The Lord Jesus made the remarkable claim, "I am the Way" (John 14:6). On the surface this would seem to indicate He is how to get to the Father, but it seems to me that there is something deeper there. The Old Testament is full of invitations to learn God's ways, and here is a Man who is claiming that He is the embodiment of that. If we want to learn God's ways, we can contemplate Christ.

God invites us (Psalm 107:43) to "observe these things." It seems to me that one of our greatest failings is the tendency to try and move too quickly when we look into the Scriptures. I don't mean that we go through at too great a pace, but we don't allow ourselves time for things to sink in. We don't observe, contemplate, or meditate like we ought when we look into Scripture. It's like we try to eat by gulping down, but we should be chewing and savoring. We need to slow down and let ourselves be affected by the words that God has spoken.

I was listening to a sermon recently where someone was working through the second half of Romans 13. I was all excited to hear what he would say about Romans 13:11, but all he said was, "Salvation happens in three tenses in Scripture: we have been saved, we are being saved, and we shall be saved." Then he went to the next verse.

That sort of thing gets under my skin. When we have "pat answers" to complex issues in Scripture, they act like little vaccines against truth. It's like we allow a small amount of truth into our systems so that we can build up a resistance to the full-on truth of Scripture. We inoculate ourselves against truth.

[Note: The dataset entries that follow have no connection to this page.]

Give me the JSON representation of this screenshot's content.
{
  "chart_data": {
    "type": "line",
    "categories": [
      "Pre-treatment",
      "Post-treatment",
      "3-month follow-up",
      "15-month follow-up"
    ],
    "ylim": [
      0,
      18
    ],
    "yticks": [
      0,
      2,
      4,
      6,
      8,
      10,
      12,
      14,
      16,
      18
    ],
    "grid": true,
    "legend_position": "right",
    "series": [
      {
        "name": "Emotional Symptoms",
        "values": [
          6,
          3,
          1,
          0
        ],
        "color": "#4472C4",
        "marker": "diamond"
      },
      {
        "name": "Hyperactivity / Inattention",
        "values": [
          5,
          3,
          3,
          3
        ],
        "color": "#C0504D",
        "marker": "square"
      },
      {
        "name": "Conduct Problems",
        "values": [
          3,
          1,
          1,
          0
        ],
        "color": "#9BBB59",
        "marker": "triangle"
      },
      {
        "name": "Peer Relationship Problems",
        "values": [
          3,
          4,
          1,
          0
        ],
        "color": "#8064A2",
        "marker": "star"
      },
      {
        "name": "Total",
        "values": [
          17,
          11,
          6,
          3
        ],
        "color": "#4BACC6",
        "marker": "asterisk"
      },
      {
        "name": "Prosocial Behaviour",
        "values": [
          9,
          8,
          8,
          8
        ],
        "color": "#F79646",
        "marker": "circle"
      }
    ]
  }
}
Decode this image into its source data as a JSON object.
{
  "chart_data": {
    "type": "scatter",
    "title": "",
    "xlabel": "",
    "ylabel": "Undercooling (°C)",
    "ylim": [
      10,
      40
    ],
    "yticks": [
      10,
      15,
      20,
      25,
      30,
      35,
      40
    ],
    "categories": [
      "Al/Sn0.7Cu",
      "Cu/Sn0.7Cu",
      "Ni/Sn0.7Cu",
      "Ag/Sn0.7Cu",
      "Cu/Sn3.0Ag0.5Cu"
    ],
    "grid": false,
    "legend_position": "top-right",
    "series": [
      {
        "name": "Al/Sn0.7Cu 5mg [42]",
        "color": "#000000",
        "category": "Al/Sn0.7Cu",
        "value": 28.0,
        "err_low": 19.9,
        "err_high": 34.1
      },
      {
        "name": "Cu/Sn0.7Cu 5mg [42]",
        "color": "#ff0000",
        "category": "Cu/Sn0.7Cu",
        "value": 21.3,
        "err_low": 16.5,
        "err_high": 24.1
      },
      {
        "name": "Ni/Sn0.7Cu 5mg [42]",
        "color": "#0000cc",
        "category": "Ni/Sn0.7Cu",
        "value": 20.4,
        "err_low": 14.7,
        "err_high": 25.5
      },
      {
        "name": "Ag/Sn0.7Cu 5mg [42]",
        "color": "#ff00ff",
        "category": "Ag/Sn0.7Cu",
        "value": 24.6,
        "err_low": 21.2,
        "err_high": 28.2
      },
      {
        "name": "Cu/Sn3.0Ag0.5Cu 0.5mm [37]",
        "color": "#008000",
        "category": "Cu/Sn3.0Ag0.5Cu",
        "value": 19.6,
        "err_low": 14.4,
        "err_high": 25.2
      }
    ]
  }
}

There is a value to pausing to let Scripture speak to us. There is a value to wrestling with the text, rather than looking for a "pat answer" so that we don't have to. Instead, we act like the most important thing is to have some sort of internal commentary to explain away every verse: some sort of "pat answer" to give, so we won't be dismayed when our intellect doesn't measure up. It's like we fear the very worst thing that can happen is for people who don't have answers to leave the faith... instead of fearing that they never get answers, but cover their hunger for truth with unsatisfying truisms.

Well, I am not a very wise person: I'm neither very smart nor very good. So I suppose you should take my advice as being worth precisely what it costs you... but it seems to me that it's better to slow down, contemplate what God has said, and treat the text like every word was breathed by Him than coming up with programmed responses we can toss out with very little thought whenever someone might [hypothetically] ask.


2 comments:

HandWrittenWord said...

Mark -

I absolutely could not agree with you more.
Excellent post!

Robert said...

O the depth of the riches both of the wisdom and knowledge of God! how unsearchable are his judgments, and his ways past finding out! For who hath known the mind of the Lord? or who hath been his counseller?